Тут мысли начальницы принимали другое направление. Катерина Федоровна была инспектрисой музыки и заведовала вот уже два года всей музыкальной частью в институте. А музыка и пение считались там чуть ли не главными предметами. Из Петербурга постоянно наезжали царственные гости. Их встречали и провожали пением… На акты съезжалось начальство других институтов, и ни один промах в этом деле не прошел бы незамеченным… Институт обладал громадной, ценной библиотекой с мессами Россини[122], со старинными XVIII века произведениями Глюка[123], Люлли[124], Гретри[125] и т. д. всё это лежало фактически на плечах Катерины Федоровны. Романтический элемент, так неожиданно вторгшийся в жизнь суровой девушки, всеми давно обреченной на долю старой девы, хотя и делал её более близкой и интересной для начальницы, но он же угрожал в недалеком будущем такими осложнениями, что у графини прямо руки опускались. «Хотя бы уж жила так! Подождала бы замуж выходить, если детей не будет…»
О, если б враги графини проникли в ересь этих мыслей!.. По правилам института, выработанным не столько в силу традиций, сколько самой жизнью, в классные дамы и учительницы поступали только вдовы и девицы. И начальница, знавшая, что враги не дремлют, не решилась бы никогда на такое новшество: оставить в институте замужнюю учительницу.

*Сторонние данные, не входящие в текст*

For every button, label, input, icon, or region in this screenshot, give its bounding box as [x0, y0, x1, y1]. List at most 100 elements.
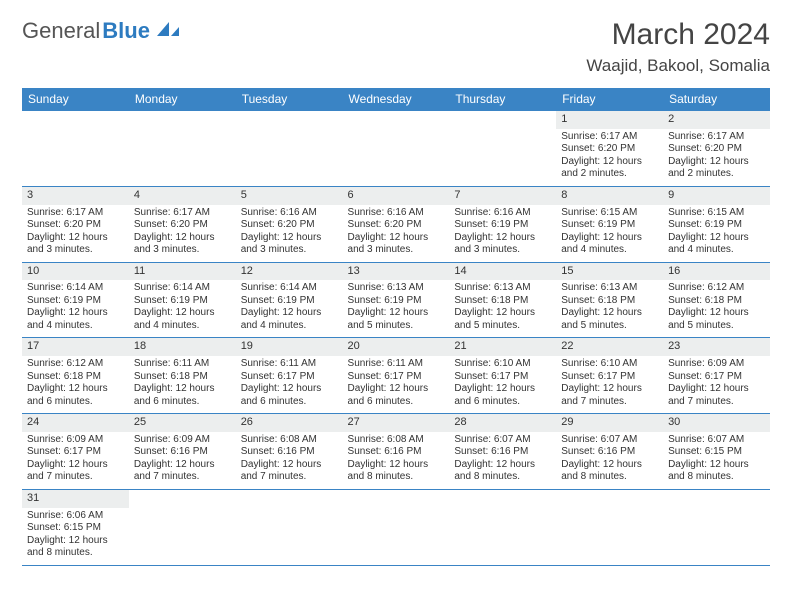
- calendar-cell: 24Sunrise: 6:09 AMSunset: 6:17 PMDayligh…: [22, 414, 129, 490]
- calendar-cell: 21Sunrise: 6:10 AMSunset: 6:17 PMDayligh…: [449, 338, 556, 414]
- sunrise-text: Sunrise: 6:11 AM: [348, 358, 445, 371]
- daylight-text: Daylight: 12 hours and 3 minutes.: [241, 232, 338, 257]
- day-number: [22, 111, 129, 115]
- sunrise-text: Sunrise: 6:13 AM: [348, 282, 445, 295]
- col-saturday: Saturday: [663, 88, 770, 111]
- sunset-text: Sunset: 6:15 PM: [668, 446, 765, 459]
- daylight-text: Daylight: 12 hours and 2 minutes.: [561, 156, 658, 181]
- calendar-cell: 2Sunrise: 6:17 AMSunset: 6:20 PMDaylight…: [663, 111, 770, 187]
- day-number: 30: [663, 414, 770, 432]
- day-number: 1: [556, 111, 663, 129]
- daylight-text: Daylight: 12 hours and 4 minutes.: [134, 307, 231, 332]
- calendar-cell: 27Sunrise: 6:08 AMSunset: 6:16 PMDayligh…: [343, 414, 450, 490]
- day-number: 29: [556, 414, 663, 432]
- calendar-cell: 8Sunrise: 6:15 AMSunset: 6:19 PMDaylight…: [556, 186, 663, 262]
- day-number: 14: [449, 263, 556, 281]
- logo: General Blue: [22, 18, 181, 44]
- calendar-row: 31Sunrise: 6:06 AMSunset: 6:15 PMDayligh…: [22, 489, 770, 565]
- sunset-text: Sunset: 6:20 PM: [134, 219, 231, 232]
- calendar-cell: 23Sunrise: 6:09 AMSunset: 6:17 PMDayligh…: [663, 338, 770, 414]
- sunrise-text: Sunrise: 6:17 AM: [668, 131, 765, 144]
- day-number: 19: [236, 338, 343, 356]
- day-number: 23: [663, 338, 770, 356]
- calendar-cell: [449, 111, 556, 187]
- day-number: 8: [556, 187, 663, 205]
- sunset-text: Sunset: 6:20 PM: [27, 219, 124, 232]
- sunrise-text: Sunrise: 6:16 AM: [454, 207, 551, 220]
- day-number: 2: [663, 111, 770, 129]
- col-sunday: Sunday: [22, 88, 129, 111]
- day-number: 17: [22, 338, 129, 356]
- sunset-text: Sunset: 6:20 PM: [241, 219, 338, 232]
- col-wednesday: Wednesday: [343, 88, 450, 111]
- sunset-text: Sunset: 6:18 PM: [561, 295, 658, 308]
- calendar-cell: [663, 489, 770, 565]
- day-number: 28: [449, 414, 556, 432]
- calendar-cell: [343, 489, 450, 565]
- daylight-text: Daylight: 12 hours and 2 minutes.: [668, 156, 765, 181]
- day-number: [129, 111, 236, 115]
- daylight-text: Daylight: 12 hours and 4 minutes.: [561, 232, 658, 257]
- daylight-text: Daylight: 12 hours and 6 minutes.: [27, 383, 124, 408]
- sunrise-text: Sunrise: 6:15 AM: [561, 207, 658, 220]
- sunrise-text: Sunrise: 6:07 AM: [561, 434, 658, 447]
- sunset-text: Sunset: 6:19 PM: [668, 219, 765, 232]
- day-number: 10: [22, 263, 129, 281]
- sunrise-text: Sunrise: 6:14 AM: [134, 282, 231, 295]
- logo-sail-icon: [155, 20, 181, 43]
- day-number: 13: [343, 263, 450, 281]
- calendar-row: 3Sunrise: 6:17 AMSunset: 6:20 PMDaylight…: [22, 186, 770, 262]
- sunrise-text: Sunrise: 6:06 AM: [27, 510, 124, 523]
- sunrise-text: Sunrise: 6:11 AM: [241, 358, 338, 371]
- sunset-text: Sunset: 6:16 PM: [348, 446, 445, 459]
- sunset-text: Sunset: 6:19 PM: [241, 295, 338, 308]
- page-title: March 2024: [586, 18, 770, 52]
- sunrise-text: Sunrise: 6:13 AM: [454, 282, 551, 295]
- logo-text-blue: Blue: [102, 18, 150, 44]
- calendar-cell: 13Sunrise: 6:13 AMSunset: 6:19 PMDayligh…: [343, 262, 450, 338]
- daylight-text: Daylight: 12 hours and 5 minutes.: [561, 307, 658, 332]
- day-number: [663, 490, 770, 494]
- calendar-cell: 10Sunrise: 6:14 AMSunset: 6:19 PMDayligh…: [22, 262, 129, 338]
- daylight-text: Daylight: 12 hours and 4 minutes.: [668, 232, 765, 257]
- day-number: [236, 111, 343, 115]
- day-number: 9: [663, 187, 770, 205]
- day-number: 15: [556, 263, 663, 281]
- sunrise-text: Sunrise: 6:08 AM: [348, 434, 445, 447]
- calendar-cell: 26Sunrise: 6:08 AMSunset: 6:16 PMDayligh…: [236, 414, 343, 490]
- daylight-text: Daylight: 12 hours and 3 minutes.: [348, 232, 445, 257]
- calendar-cell: [129, 489, 236, 565]
- sunrise-text: Sunrise: 6:17 AM: [134, 207, 231, 220]
- sunset-text: Sunset: 6:19 PM: [27, 295, 124, 308]
- sunset-text: Sunset: 6:18 PM: [668, 295, 765, 308]
- sunrise-text: Sunrise: 6:14 AM: [27, 282, 124, 295]
- sunset-text: Sunset: 6:20 PM: [348, 219, 445, 232]
- day-number: [343, 490, 450, 494]
- sunrise-text: Sunrise: 6:07 AM: [668, 434, 765, 447]
- location-subtitle: Waajid, Bakool, Somalia: [586, 56, 770, 76]
- daylight-text: Daylight: 12 hours and 7 minutes.: [27, 459, 124, 484]
- sunset-text: Sunset: 6:17 PM: [27, 446, 124, 459]
- sunrise-text: Sunrise: 6:12 AM: [668, 282, 765, 295]
- calendar-cell: 25Sunrise: 6:09 AMSunset: 6:16 PMDayligh…: [129, 414, 236, 490]
- sunset-text: Sunset: 6:18 PM: [134, 371, 231, 384]
- calendar-cell: [236, 111, 343, 187]
- calendar-cell: 29Sunrise: 6:07 AMSunset: 6:16 PMDayligh…: [556, 414, 663, 490]
- day-number: 5: [236, 187, 343, 205]
- daylight-text: Daylight: 12 hours and 8 minutes.: [561, 459, 658, 484]
- daylight-text: Daylight: 12 hours and 8 minutes.: [454, 459, 551, 484]
- calendar-cell: 30Sunrise: 6:07 AMSunset: 6:15 PMDayligh…: [663, 414, 770, 490]
- daylight-text: Daylight: 12 hours and 6 minutes.: [348, 383, 445, 408]
- daylight-text: Daylight: 12 hours and 7 minutes.: [134, 459, 231, 484]
- sunset-text: Sunset: 6:17 PM: [668, 371, 765, 384]
- sunrise-text: Sunrise: 6:12 AM: [27, 358, 124, 371]
- day-number: 26: [236, 414, 343, 432]
- day-number: 22: [556, 338, 663, 356]
- calendar-cell: [236, 489, 343, 565]
- sunrise-text: Sunrise: 6:16 AM: [241, 207, 338, 220]
- calendar-cell: 15Sunrise: 6:13 AMSunset: 6:18 PMDayligh…: [556, 262, 663, 338]
- calendar-cell: 31Sunrise: 6:06 AMSunset: 6:15 PMDayligh…: [22, 489, 129, 565]
- sunset-text: Sunset: 6:19 PM: [348, 295, 445, 308]
- daylight-text: Daylight: 12 hours and 7 minutes.: [241, 459, 338, 484]
- sunset-text: Sunset: 6:15 PM: [27, 522, 124, 535]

В этот день Катерина Федоровна была дома только за завтраком, какие-нибудь полчаса. Сестры не видала… Минна Ивановна шепотом заявила старшей дочери, что Соня ночь не спала и не позвать ли доктора. Катерина Федоровна насупилась.
— Пустяки, мама! Не огорчайтесь!.. Она с семи лет влюбляется и всякий раз помирать хочет… Помните этот скандал с учителем истории? Когда я записку её к нему перехватила?
— Ах, Катя!.. Тогда она была дитя… В тринадцать лет…
Глаза Катерины Федоровны сверкнули.
— Вот в том-то и горе наше с вами, что никогда она не была «дитя», а только дрянь-девчонка, которую пороть надо было, а не баловать, как вы! Ну-ну… Полно!.. Вы лучше за меня порадуйтесь… Теперь вся наша жизнь изменится. Я вас обеих возьму к себе… Заживем панами… Вы будете рябчики каждый день кушать. Софье куплю голубое шелковое платье, о котором она мечтает… Все капризы её исполню. Помяните мое слово: Софья через неделю от своей страсти вылечится. Ну, улыбнитесь, мамочка! Меня пуще всего злость берет на Софью, что она вас не щадит…
— Уж ты её не брани, оставь! — лепетала, сморкаясь, наполовину успокоенная Минна Ивановна.
— Не буду бранить, если вы котлетку скушаете…
— Ну… ну! — И Минна Ивановна протянула тарелку, не замечая, что время бежит, а Катерина Федоровна ещё не ела сама.
В четыре часа Катерина Федоровна выходила из института. Она торопилась обедать. У неё в этот день было ещё три урока.